His next shot put Villanueva’s second knee on the floor. Patrick’s elbow was cocked back to deliver a third blow, his beautiful lips peeled back in a snarl that Liz had never imagined when her instinct and training kicked in.
Villanueva had dropped to his knees not two feet from where she was still sprawled on her back, and she recognized an opportunity when she saw one. She coiled herself and jackhammered out with both feet, landing her boots squarely in the man’s crotch. He went down like a flour sack, the knife clattering to the floor. Patrick scooped it up before Liz could kick it clear and he went down on one knee beside Villanueva’
s crumpled form.
He grabbed a handful of dark greasy hair and jerked the man’s head back until Liz could see the jugular vein pumping fast and vulnerable in his throat. Patrick laid the knife against it, pressed hard enough that a thin line of blood appeared under the blade when Villanueva’s throat worked in convulsive swallows.
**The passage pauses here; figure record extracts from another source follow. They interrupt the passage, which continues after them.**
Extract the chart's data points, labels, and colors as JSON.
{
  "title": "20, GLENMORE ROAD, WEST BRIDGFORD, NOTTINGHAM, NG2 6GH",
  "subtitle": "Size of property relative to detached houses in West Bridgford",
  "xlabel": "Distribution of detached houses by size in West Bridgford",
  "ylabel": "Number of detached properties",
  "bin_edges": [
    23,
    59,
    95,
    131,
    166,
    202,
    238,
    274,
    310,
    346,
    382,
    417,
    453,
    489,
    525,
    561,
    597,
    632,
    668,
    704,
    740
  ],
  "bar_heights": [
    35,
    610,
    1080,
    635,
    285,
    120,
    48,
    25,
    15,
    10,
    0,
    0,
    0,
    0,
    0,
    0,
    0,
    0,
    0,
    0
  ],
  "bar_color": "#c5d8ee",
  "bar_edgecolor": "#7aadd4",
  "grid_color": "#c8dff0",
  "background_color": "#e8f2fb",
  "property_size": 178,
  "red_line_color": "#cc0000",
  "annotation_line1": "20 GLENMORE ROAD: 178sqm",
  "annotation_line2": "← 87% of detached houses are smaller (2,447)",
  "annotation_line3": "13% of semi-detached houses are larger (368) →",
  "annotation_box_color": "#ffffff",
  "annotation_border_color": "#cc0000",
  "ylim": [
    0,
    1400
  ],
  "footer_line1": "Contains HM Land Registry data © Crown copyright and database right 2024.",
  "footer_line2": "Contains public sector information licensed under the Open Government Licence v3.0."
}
“Do I have your attention now, Villanueva?” he asked, his voice soft and deadly pleasant.
“Fuck you,” Villanueva muttered. The words were slurred, his eyes vague, but hate rang unmistakably in every syllable. “You’re not going to kill me, you pussy. You don’t have the guts.” The man’s eyelids drifted to half-mast and Patrick pressed the blade more firmly against his throat until he opened his eyes and focused with apparent effort.
Liz had gained her hands and knees, and she dragged herself over to Patrick’s side. “He’s altered,” she said, putting a restraining hand on his elbow. “How hard did you hit him?”
Patrick ignored her, shook off her hand. “You’re right, Villanueva. You know me so well. I probably won’t kill you.”
In a lightning-quick maneuver that Liz would think about later, he’d moved the knife from Villanueva’s throat and placed it against the thumb of the man’s knife hand. “But I won’t hesitate to put an end to your days of knife play forever.”
Villanueva’s eyes fluttered open and Patrick smiled. “Oh, good. You’re awake. Pay attention, now, Villanueva, because I’m only going to say this once. If you ever come after me or my family again, if you make even one move I don’t like in the general direction of anybody connected to me, I will hunt you down like the animal you are. I will take you apart piece by worthless piece and feed your guts to stray dogs.”
Villanueva curled his lips into a mocking snarl. “Fucking nancy. You don’t have the balls to put your sister in jail and you’re going to feed my guts to the dogs? Be a man for once in your pathetic life and just slit my throat.”